Have you ever noticed that our loving self-care rituals go right out the window when we should be actively applying them the most? I think women are guilty of this more than men, and particularly mothers of small children. This group of women carries the weight of the world. And they do it every day often sacrificing their need for sleep or self-nurturing rituals when they need it the most to carry on. And when a woman’s world starts to tip, her whole world tips with her. For myself, I believed that I always made a conscious effort to take good care of my health and emotional well-being. I exercised regularly, meditated, spent time with my friends, and ate well. So you can understand my shock when a friend told me a few years ago how she always worried about me when I was under stress. She pointed out that I disappeared from everyone’s radar when I was troubled. The more we talked, the more I realized that I didn’t practice the art of loving self-care at all when I faced demanding or difficult situations that stretched beyond more than a few days. When this kind of stress occurred I’d forget to eat and I’d forget to drink fluids; or worse, I’d eat everything I could get my hands on that was salty and crunchy. I would lose focus, my meditation practice would fly out the door as I’d resort to desperate prayers; and I’d turn to running long miles wearing out my tennis shoes, eschewing my normal workouts.

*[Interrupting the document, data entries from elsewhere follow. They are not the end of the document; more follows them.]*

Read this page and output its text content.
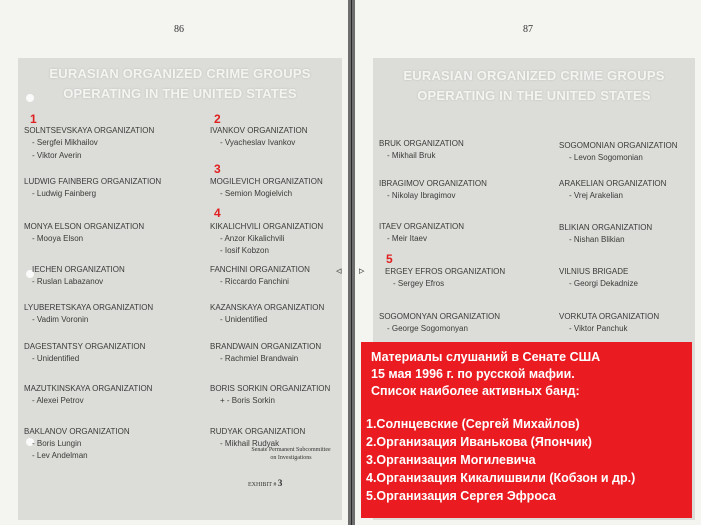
86
EURASIAN ORGANIZED CRIME GROUPS
OPERATING IN THE UNITED STATES
1
SOLNTSEVSKAYA ORGANIZATION
- Sergfei Mikhailov
- Viktor Averin
LUDWIG FAINBERG ORGANIZATION
- Ludwig Fainberg
MONYA ELSON ORGANIZATION
- Mooya Elson
IECHEN ORGANIZATION
- Ruslan Labazanov
LYUBERETSKAYA ORGANIZATION
- Vadim Voronin
DAGESTANTSY ORGANIZATION
- Unidentified
MAZUTKINSKAYA ORGANIZATION
- Alexei Petrov
BAKLANOV ORGANIZATION
- Boris Lungin
- Lev Andelman
2
IVANKOV ORGANIZATION
- Vyacheslav Ivankov
3
MOGILEVICH ORGANIZATION
- Semion Mogielvich
4
KIKALICHVILI ORGANIZATION
- Anzor Kikalichvili
- Iosif Kobzon
FANCHINI ORGANIZATION
- Riccardo Fanchini
KAZANSKAYA ORGANIZATION
- Unidentified
BRANDWAIN ORGANIZATION
- Rachmiel Brandwain
BORIS SORKIN ORGANIZATION
+ - Boris Sorkin
RUDYAK ORGANIZATION
- Mikhail Rudyak
Senate Permanent Subcommittee
on Investigations
EXHIBIT # 3
87
◃ ▹
EURASIAN ORGANIZED CRIME GROUPS
OPERATING IN THE UNITED STATES
BRUK ORGANIZATION
- Mikhail Bruk
IBRAGIMOV ORGANIZATION
- Nikolay Ibragimov
ITAEV ORGANIZATION
- Meir Itaev
5
ERGEY EFROS ORGANIZATION
- Sergey Efros
SOGOMONYAN ORGANIZATION
- George Sogomonyan
SOGOMONIAN ORGANIZATION
- Levon Sogomonian
ARAKELIAN ORGANIZATION
- Vrej Arakelian
BLIKIAN ORGANIZATION
- Nishan Blikian
VILNIUS BRIGADE
- Georgi Dekadnize
VORKUTA ORGANIZATION
- Viktor Panchuk
Материалы слушаний в Сенате США
15 мая 1996 г. по русской мафии.
Список наиболее активных банд:
1.Солнцевские (Сергей Михайлов)
2.Организация Иванькова (Япончик)
3.Организация Могилевича
4.Организация Кикалишвили (Кобзон и др.)
5.Организация Сергея Эфроса
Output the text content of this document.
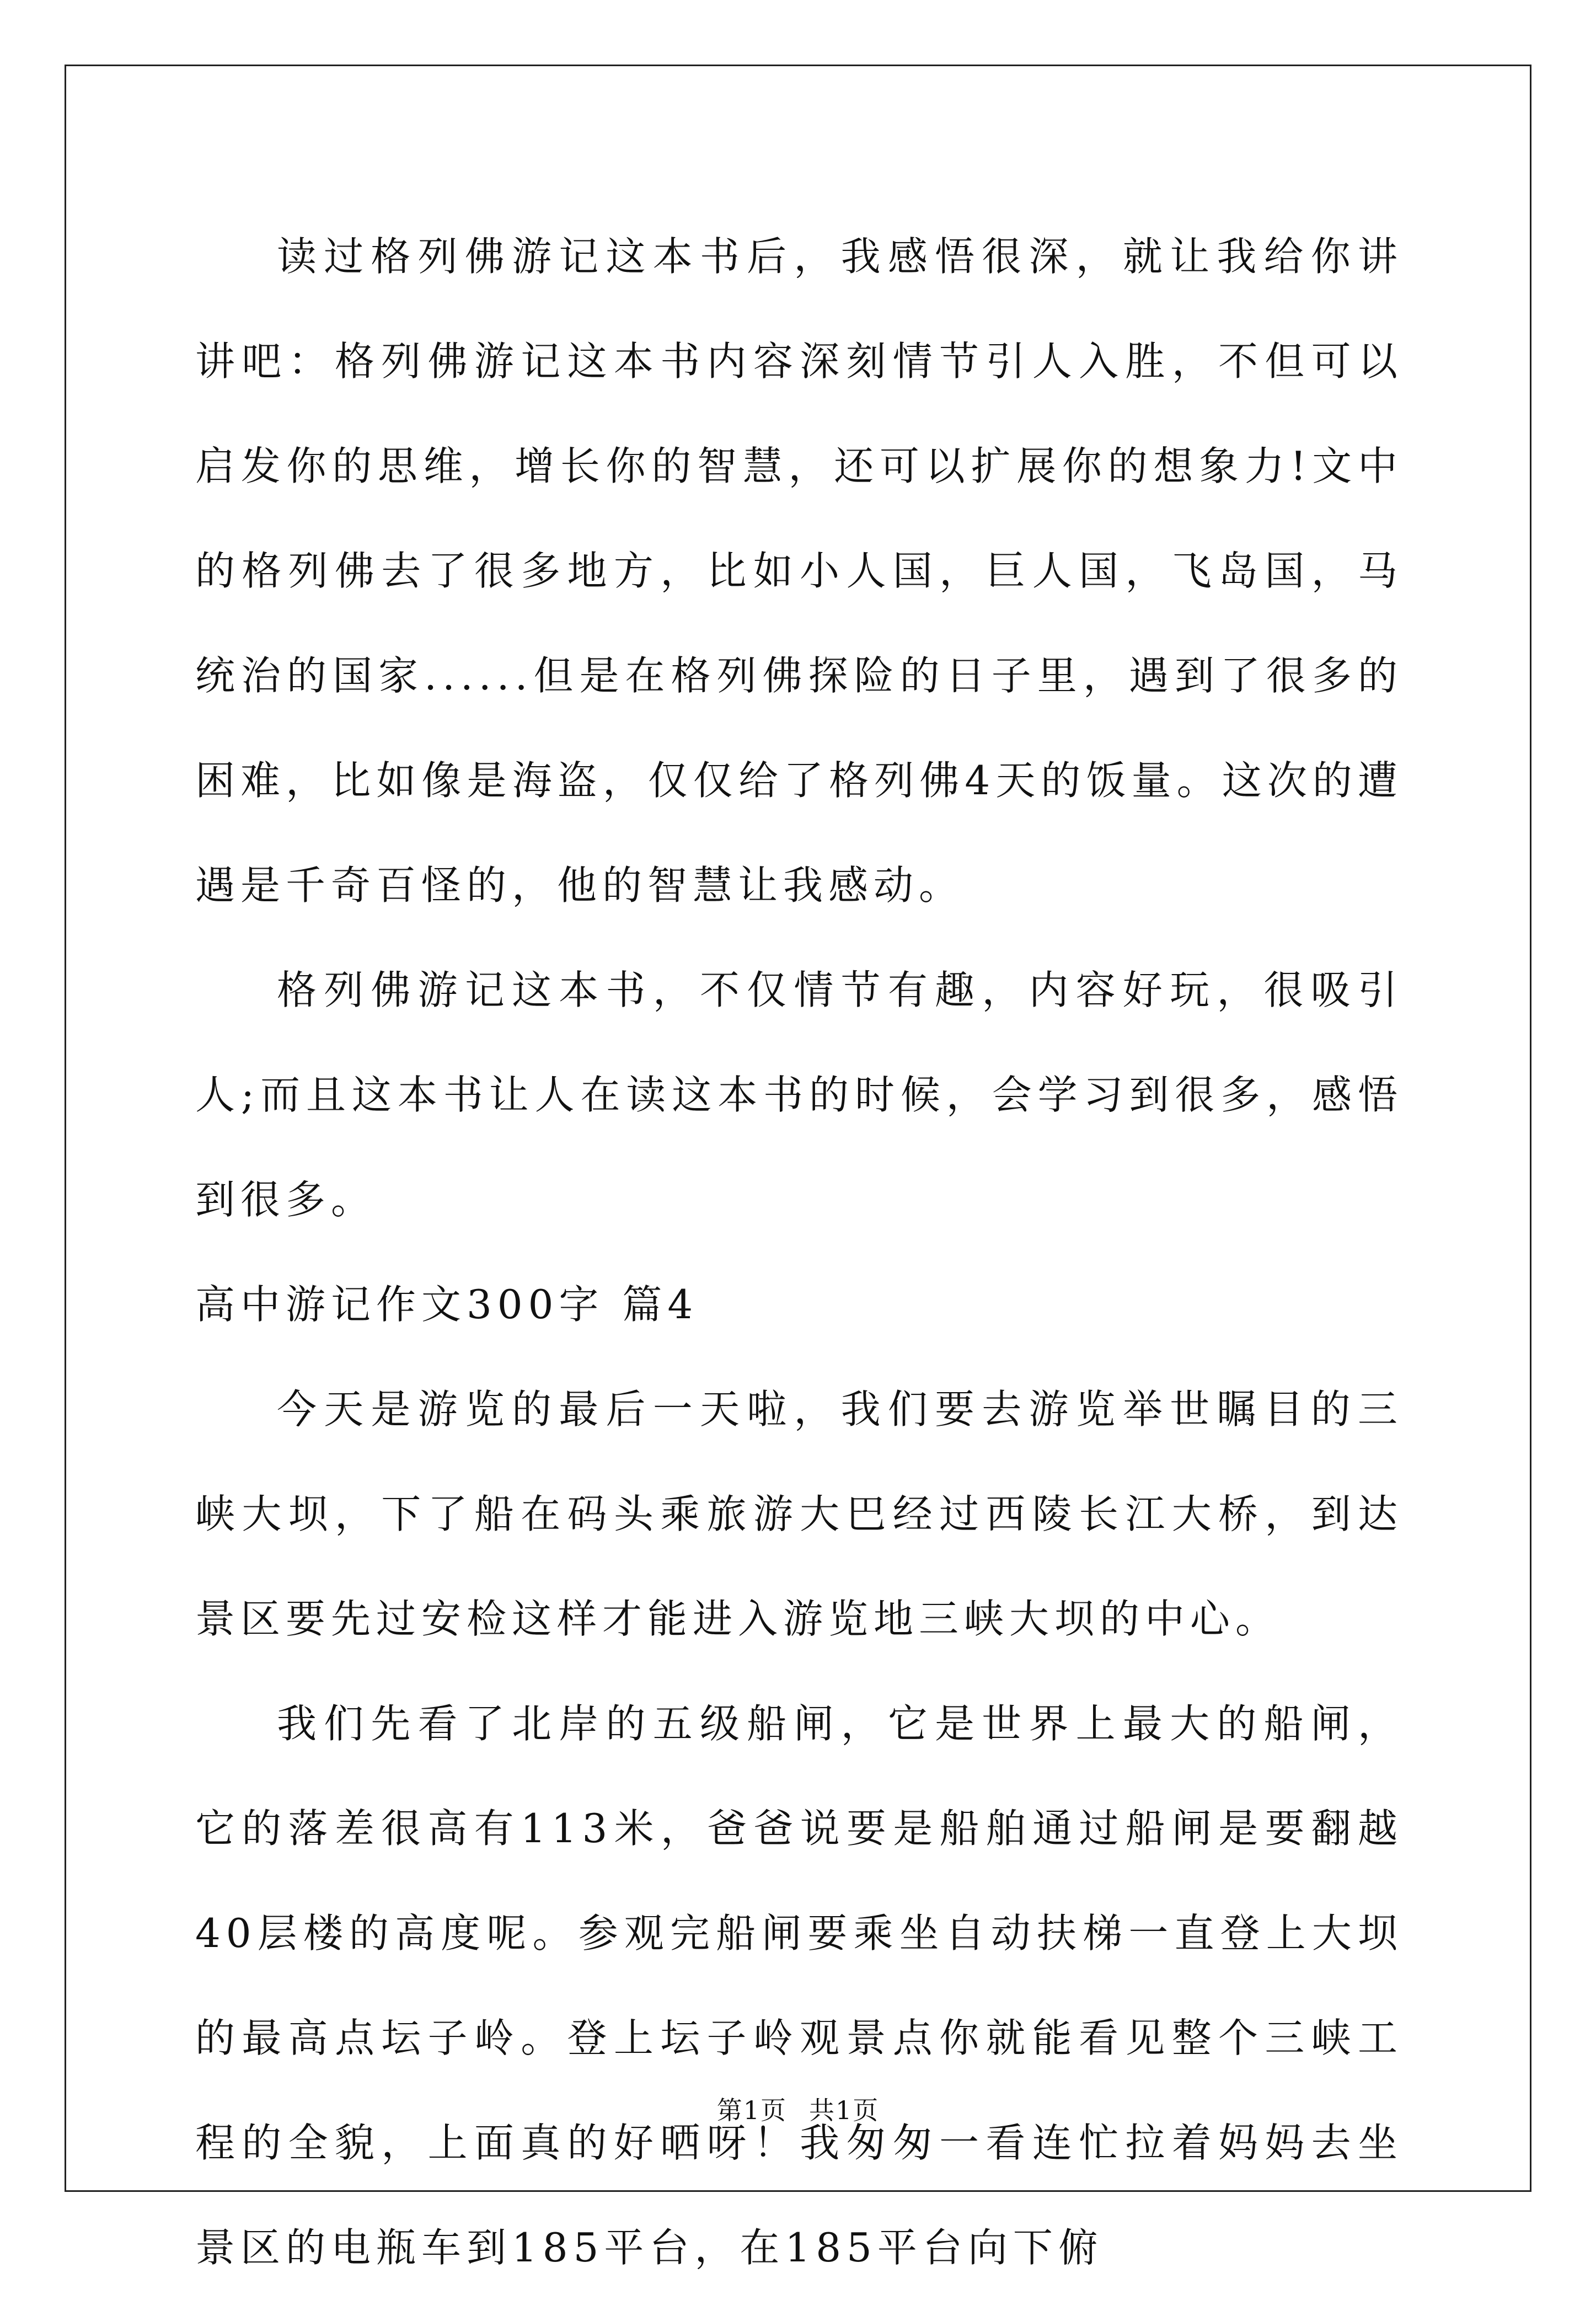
读过格列佛游记这本书后，我感悟很深，就让我给你讲讲吧：格列佛游记这本书内容深刻情节引人入胜，不但可以启发你的思维，增长你的智慧，还可以扩展你的想象力!文中的格列佛去了很多地方，比如小人国，巨人国，飞岛国，马统治的国家......但是在格列佛探险的日子里，遇到了很多的困难，比如像是海盗，仅仅给了格列佛4天的饭量。这次的遭遇是千奇百怪的，他的智慧让我感动。

格列佛游记这本书，不仅情节有趣，内容好玩，很吸引人;而且这本书让人在读这本书的时候，会学习到很多，感悟到很多。

高中游记作文300字 篇4

今天是游览的最后一天啦，我们要去游览举世瞩目的三峡大坝，下了船在码头乘旅游大巴经过西陵长江大桥，到达景区要先过安检这样才能进入游览地三峡大坝的中心。

我们先看了北岸的五级船闸，它是世界上最大的船闸，它的落差很高有113米，爸爸说要是船舶通过船闸是要翻越40层楼的高度呢。参观完船闸要乘坐自动扶梯一直登上大坝的最高点坛子岭。登上坛子岭观景点你就能看见整个三峡工程的全貌，上面真的好晒呀！我匆匆一看连忙拉着妈妈去坐景区的电瓶车到185平台，在185平台向下俯

第1页 共1页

When faced with stress, often women turn away from their self-nurturing practices and then wonder why their coping system is so out of whack. Without sleep and food (or overeating too much junk food) we actually exasperate the problem; and something that was previously manageable quickly becomes overwhelming. Stress can make us irritable, but we can be down right bitchy when our blood sugar drops. Think about it, which self-care rituals do you abandon when faced with stress? What helps you to function? What helps you to thrive? Since that conversation with my friend, I’ve taken a more active role of observance and diligence in my self-care during the trying times. I’ve shared my discoveries with those closest to me and they help me to stay on track when they see me slipping. I’m not always successful, I still have days where I forget to eat and drink, and I still drop off everyone’s radar from time to time, but I’m more watchful now. Self-care isn’t selfish. Its self-esteem.
Rest when you’re tired.
Pay attention to your thirst and take a drink of water when you’re thirsty.

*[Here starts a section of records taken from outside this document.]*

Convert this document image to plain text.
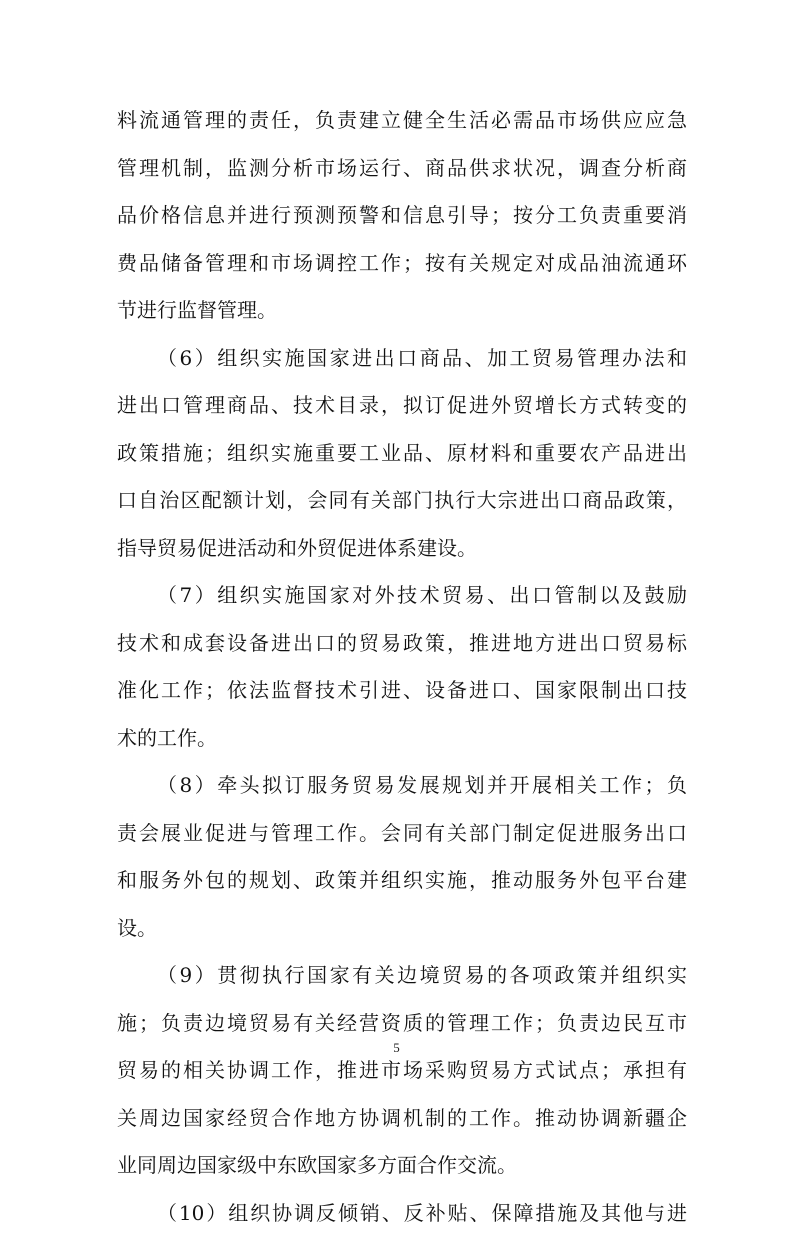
料流通管理的责任，负责建立健全生活必需品市场供应应急
管理机制，监测分析市场运行、商品供求状况，调查分析商
品价格信息并进行预测预警和信息引导；按分工负责重要消
费品储备管理和市场调控工作；按有关规定对成品油流通环
节进行监督管理。
（6）组织实施国家进出口商品、加工贸易管理办法和
进出口管理商品、技术目录，拟订促进外贸增长方式转变的
政策措施；组织实施重要工业品、原材料和重要农产品进出
口自治区配额计划，会同有关部门执行大宗进出口商品政策，
指导贸易促进活动和外贸促进体系建设。
（7）组织实施国家对外技术贸易、出口管制以及鼓励
技术和成套设备进出口的贸易政策，推进地方进出口贸易标
准化工作；依法监督技术引进、设备进口、国家限制出口技
术的工作。
（8）牵头拟订服务贸易发展规划并开展相关工作；负
责会展业促进与管理工作。会同有关部门制定促进服务出口
和服务外包的规划、政策并组织实施，推动服务外包平台建
设。
（9）贯彻执行国家有关边境贸易的各项政策并组织实
施；负责边境贸易有关经营资质的管理工作；负责边民互市
贸易的相关协调工作，推进市场采购贸易方式试点；承担有
关周边国家经贸合作地方协调机制的工作。推动协调新疆企
业同周边国家级中东欧国家多方面合作交流。
（10）组织协调反倾销、反补贴、保障措施及其他与进
5
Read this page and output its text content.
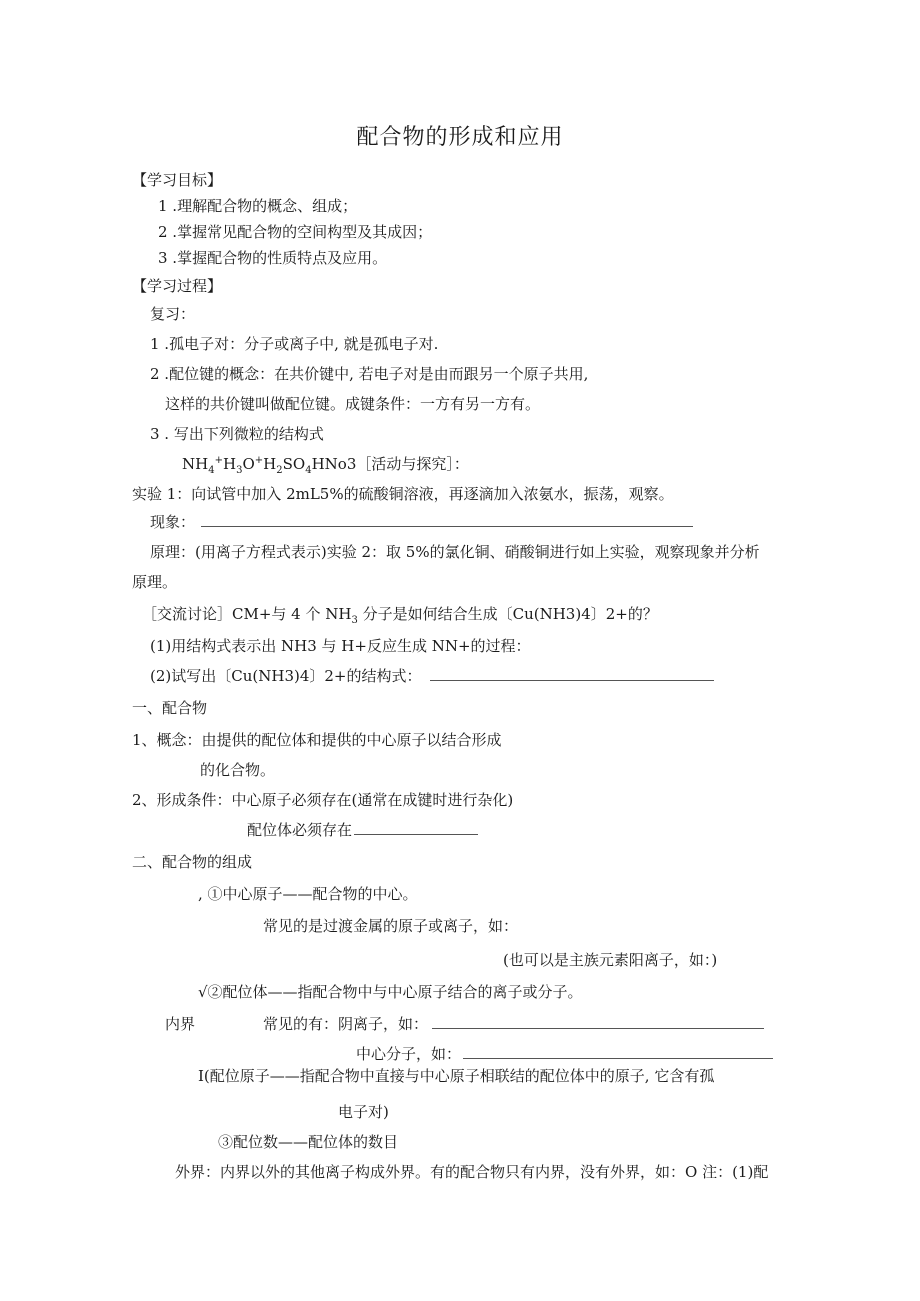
配合物的形成和应用
【学习目标】
1 .理解配合物的概念、组成；
2 .掌握常见配合物的空间构型及其成因；
3 .掌握配合物的性质特点及应用。
【学习过程】
复习：
1 .孤电子对：分子或离子中, 就是孤电子对.
2 .配位键的概念：在共价键中, 若电子对是由而跟另一个原子共用,
这样的共价键叫做配位键。成键条件：一方有另一方有。
3 . 写出下列微粒的结构式
$NH_4^+H_3O^+H_2SO_4HNo3[$活动与探究］：
实验 1：向试管中加入 2mL5%的硫酸铜溶液，再逐滴加入浓氨水，振荡，观察。
现象：
原理：(用离子方程式表示)实验 2：取 5%的氯化铜、硝酸铜进行如上实验，观察现象并分析
原理。
［交流讨论］CM+与 4 个 $NH_3$ 分子是如何结合生成〔Cu(NH3)4〕2+的？
(1)用结构式表示出 NH3 与 H+反应生成 NN+的过程：
(2)试写出〔Cu(NH3)4〕2+的结构式：
一、配合物
1、概念：由提供的配位体和提供的中心原子以结合形成
的化合物。
2、形成条件：中心原子必须存在(通常在成键时进行杂化)
配位体必须存在
二、配合物的组成
, ①中心原子——配合物的中心。
常见的是过渡金属的原子或离子，如：
(也可以是主族元素阳离子，如：)
√②配位体——指配合物中与中心原子结合的离子或分子。
内界	常见的有：阴离子，如：
中心分子，如：
I(配位原子——指配合物中直接与中心原子相联结的配位体中的原子, 它含有孤
电子对)
③配位数——配位体的数目
外界：内界以外的其他离子构成外界。有的配合物只有内界，没有外界，如：O 注：(1)配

Call a friend when you’re lonely or overly stressed.
Eat something fresh.
Touch nature – if even for ten minutes.
Ask the Universe to help when you feel overwhelmed.
Don’t push so hard – when the problem is that you’re already pushed too hard.
Don’t be afraid that the work won’t get done if you rest when you’re tired. The work will get done; it will be done better than work that emerges from tiredness of soul and spirit.
Breathe and know that you’re cared for. Breathe again.
Nurtured, nourished people, who love themselves and care for themselves are the delight of the Universe.